We assume (and try to guarantee) that everywhere in the square has the same probability of being the place where a stone lands.

If this is true, then the probability of a stone landing inside the circle equals the ratio $\frac{A_c}{A_s}$ which is the fraction of area we count as a valid result divided by the total area. This seems intuitive as the bigger the square is in relation to the circle, the less likely a stone will land in it. And viceversa (Nearly equal areas implies nearly a 100% probability of landing inside the circle.)

Now we just have to put this reasoning into practise. By throwing $N$ stones and keeping a count of the ones that fall inside the circle ($n$) we'll get an empirical probability of a stone landing inside the circle ($\frac{n}{N}$) As the theoretical result should be the same as the empirical we can work with the equation in step 3 and get an approximation of $\pi$.
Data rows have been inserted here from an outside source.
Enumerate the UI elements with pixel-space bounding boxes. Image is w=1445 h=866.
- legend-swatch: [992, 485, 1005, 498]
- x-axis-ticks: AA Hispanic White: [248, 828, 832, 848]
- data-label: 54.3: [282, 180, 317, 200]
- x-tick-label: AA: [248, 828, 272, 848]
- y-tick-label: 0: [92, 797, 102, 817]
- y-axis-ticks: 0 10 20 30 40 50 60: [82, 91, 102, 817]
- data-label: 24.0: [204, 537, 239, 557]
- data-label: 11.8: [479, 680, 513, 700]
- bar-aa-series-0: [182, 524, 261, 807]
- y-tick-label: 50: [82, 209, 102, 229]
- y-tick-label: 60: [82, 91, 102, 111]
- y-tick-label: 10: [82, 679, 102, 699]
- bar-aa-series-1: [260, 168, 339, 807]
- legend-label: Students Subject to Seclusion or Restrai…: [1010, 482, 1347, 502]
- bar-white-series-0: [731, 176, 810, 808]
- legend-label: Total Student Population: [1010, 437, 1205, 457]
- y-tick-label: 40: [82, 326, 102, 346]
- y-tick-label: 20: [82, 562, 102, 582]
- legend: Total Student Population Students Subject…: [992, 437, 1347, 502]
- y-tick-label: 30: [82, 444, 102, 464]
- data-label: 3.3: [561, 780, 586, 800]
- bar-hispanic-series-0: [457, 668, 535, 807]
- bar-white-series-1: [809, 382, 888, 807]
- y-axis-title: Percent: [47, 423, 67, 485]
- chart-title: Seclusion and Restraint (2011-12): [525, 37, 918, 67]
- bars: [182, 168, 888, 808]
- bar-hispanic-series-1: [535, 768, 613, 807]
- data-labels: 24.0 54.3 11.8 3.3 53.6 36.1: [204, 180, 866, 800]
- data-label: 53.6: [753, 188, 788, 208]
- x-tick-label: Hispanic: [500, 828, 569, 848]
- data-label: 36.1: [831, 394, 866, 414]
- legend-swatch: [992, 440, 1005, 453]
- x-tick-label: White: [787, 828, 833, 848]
• That's a pretty cool idea. But could you expand out some of the mathematical reasoning? – d'alar'cop Oct 13 '14 at 12:05
• The "mathematical reasoning" is more of a requirement: You have to assume that stone can land everywhere inside the square with equal probability; while the requirement stated above, to throw all stones "from the same position", isn't technically required. In fact, throwing from different angles/positions could possibly help to equal out a bias towards the center. – Alexander Oct 13 '14 at 12:55
• I agree that throwing from the same position may not be the best analogy for equal probability... – Ioannes Oct 13 '14 at 14:01
• If my calculations are correct, you'd need to throw at least 4000 stones to get somewhere in the neighborhood of 3 decimal accuracy. If you manage to throw and record a stone every 5 seconds it would still take you about 5.5 hours to finish the task. – Moyli Oct 13 '14 at 20:01

Step 1. Draw a circle with the belt keeping the buckle as center.

Step 2. Lay stones over the belt.

Step 3. Lay stones along the circumference of the circle drawn with the belt.

Step 4. Count the number of stones over the belt, Say x

Step 5. Count the number of stones along the circumference, Say y

Step 6. Now calculate π = y / (2 * x) with the help of the stick, scribbling on the ground.

By this methos he can find out the value of π using his belt, stones and a stick.

First, you make a perfect circle with your belt (or as approximate as you can).

Then you mark the center of the belt and draw a straight line across the center.

Now count how many times the belt is bigger than the line (should be 3).